Jeff Sussna - Founder & Principal at Ingeneering.IT

Mark Coleman was blogging from Velocity 2014 Barcelona for Container Solutions.

Promise Theory was developed by Mark Burgess, the inventor of CFEngine. Jeff became interested in promise theory via design theory and he says that it enables him to help his customers to “look differently at their problems.”

“The digital world”, Jeff explained, “is starting to fuse with the physical world.” Jeff argues that this fusion is producing systems of greater complexity than can be easily understood by humans using current methods. Promise Theory, Jeff suggests, can help with this.

What is promise theory?

“To understand complex socio-technical systems, you need to understand teenagers”, explained Jeff and then proceeded to an example.

You’re giving a dinner party, and you live in a cold area, so when people arrive they will have big coats and you’ll need to put them somewhere. You decide that this will be on your teenage sons bed, but his bedroom is currently a “pig sty.”

You ask your teenage son to clean his room and he says: “I promise I’ll do it before dinner”

A promise, Jeff explained, is “a strongly stated intention to provide service”

Sometime later you’re out buying drinks for the party and your wife calls. She’s busy preparing dinner and the teenage son still hasn’t tidied his room.

A promise, Jeff then explained, is “a strongly stated intention to provide service which may or may not come to pass”

You’ve also made a promise to your guests, a part of which includes having somewhere to put their coats, so you now have a problem. You could have known in advance that your teenage son would not have tidied his room, because sometimes he breaks his promises. You could have done something to mitigate the risk.

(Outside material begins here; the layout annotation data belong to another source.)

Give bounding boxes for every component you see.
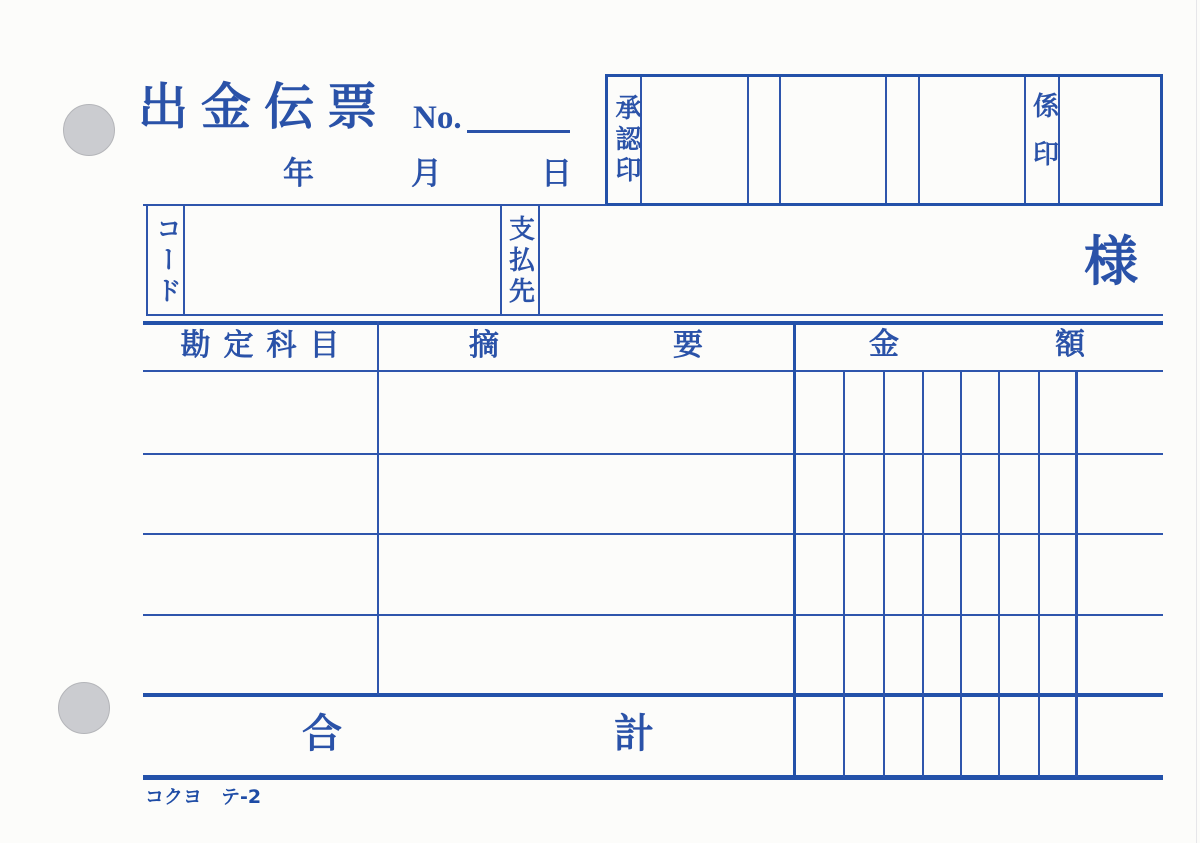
approval-stamp-cell-2 bbox=[781, 77, 885, 203]
amount-digit-divider-emphasis bbox=[1075, 370, 1078, 777]
staff-seal-label: 係印 bbox=[1029, 92, 1059, 188]
amount-column-left-border bbox=[793, 321, 796, 780]
amount-digit-divider bbox=[883, 370, 885, 777]
code-label-divider bbox=[183, 205, 185, 315]
approval-seal-box bbox=[605, 74, 1163, 206]
amount-header-char: 額 bbox=[1055, 328, 1085, 361]
approval-stamp-cell-3 bbox=[920, 77, 1024, 203]
table-header-bottom-border bbox=[143, 370, 1163, 372]
code-box-left-border bbox=[146, 204, 148, 316]
table-top-border bbox=[143, 321, 1163, 325]
approval-box-divider bbox=[885, 77, 887, 203]
summary-header-char: 要 bbox=[673, 329, 703, 362]
punch-hole-top bbox=[63, 104, 115, 156]
total-row-top-border bbox=[143, 693, 1163, 697]
code-label: コード bbox=[152, 214, 182, 308]
account-summary-divider bbox=[377, 321, 379, 695]
approval-seal-label: 承認印 bbox=[612, 93, 641, 187]
table-row-line bbox=[143, 453, 1163, 455]
amount-digit-divider bbox=[843, 370, 845, 777]
staff-stamp-cell bbox=[1060, 77, 1160, 203]
year-label: 年 bbox=[283, 156, 314, 191]
total-label-char: 計 bbox=[614, 711, 654, 756]
approval-box-divider bbox=[1024, 77, 1026, 203]
amount-digit-divider bbox=[998, 370, 1000, 777]
day-label: 日 bbox=[541, 156, 572, 191]
amount-digit-divider bbox=[922, 370, 924, 777]
amount-digit-divider bbox=[960, 370, 962, 777]
manufacturer-product-code: コクヨ テ-2 bbox=[145, 786, 262, 808]
form-title: 出金伝票 bbox=[138, 79, 390, 135]
punch-hole-bottom bbox=[58, 682, 110, 734]
table-row-line bbox=[143, 614, 1163, 616]
paper-edge-shadow bbox=[1196, 0, 1197, 843]
slip-number-entry-line bbox=[467, 130, 570, 133]
month-label: 月 bbox=[411, 156, 442, 191]
approval-box-divider bbox=[747, 77, 749, 203]
total-label-char: 合 bbox=[302, 711, 342, 756]
payee-label-right-divider bbox=[538, 205, 540, 315]
table-row-line bbox=[143, 533, 1163, 535]
approval-stamp-cell-1 bbox=[642, 77, 747, 203]
amount-header-char: 金 bbox=[869, 328, 899, 361]
table-bottom-border bbox=[143, 775, 1163, 780]
code-row-bottom-border bbox=[146, 314, 1163, 316]
summary-header-char: 摘 bbox=[469, 329, 499, 362]
honorific-sama-label: 様 bbox=[1084, 232, 1138, 292]
slip-number-label: No. bbox=[413, 100, 462, 136]
account-title-header: 勘定科目 bbox=[180, 329, 353, 362]
amount-digit-divider bbox=[1038, 370, 1040, 777]
payee-label: 支払先 bbox=[505, 214, 535, 308]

Trust, Jeff explained, is not static. It varies with our experience of previous promises being kept. This gives us a way to think about real world systems. When we make a promise to our customers, in this case the dinner party guests, the onus is on us to assess the levels of trust we have in the promises being made to us by our suppliers and take actions to mitigate risks to the promise we made.

What is service?

“Service is an experience over time” Jeff explained, “not a thing.” Jeff then introduced the concept of job-to-be-done, by using a quote from AirBNB: “The product is the trip.”

When i book a hotel room, I don’t do it because I want a hotel room, I do it because that hotel room forms part of a promise that I’ve made to other people, my job-to-be-done. I need to sleep comfortably so that i can do my job the next day, for example.

When thought about in these terms, explained Jeff, “brand quality is inseparable from operations quality. Service providers promise to help customers accomplish their jobs-to-be-done.”

How can promise theory help digital service quality?

“Acknowledging uncertainty, gives us more certainty” Jeff explained and cited examples like auto-scaling, circuit breakers and continuous integration. We should assume that the services we consume may break their promises and still strive to keep our own promises to our consumers.

“Promise theory” said Jeff, “helps us to design our services better by asking the right questions. What promises should we make?”

Thinking this way, also engenders empathy. We begin by thinking about the service that we want our customers to have, and then work backwards to see if we can make that promise.

“Following this process”, Jeff said, “encourages us to unify design, engineering and repair.”